Your Personal AI super intelligence. Private, Simple and extremely powerful.
The Lens
openhuman wants to be your personal AI assistant, the kind that actually knows your life. It is a local-first desktop app that connects to over a hundred services, pulls in your data every few minutes, and organizes it into a memory tree stored as plain markdown on your own machine. Web search, voice, code execution, even a desktop mascot are built in. GPL-3.0 and free, with your data staying local instead of living on someone else's server. This is early beta, and it shows. The project is honest about rough edges, there is a real stack of open issues, and it is under heavy active development. Running it means Docker and some setup, and you supply your own model API keys for the actual intelligence.
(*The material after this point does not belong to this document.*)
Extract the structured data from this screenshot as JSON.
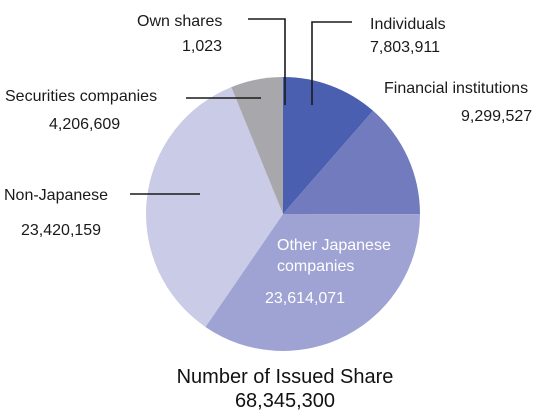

The local-first design is the selling point: your memory vault and connected-service data sit on your disk, not in a vendor's cloud. This is for tinkerers right now, not for teams betting workflows on it. Solo users who care about privacy and want to experiment with a personal AI that remembers things will find it fascinating. Anyone needing reliability today should wait. There is no paid tier to weigh; the cost is your own API usage and your patience with beta software. The catch is maturity. The ambition is huge and the privacy story is good, but super intelligence is marketing, not what is shipping today. Treat it as a promising experiment, not a finished product.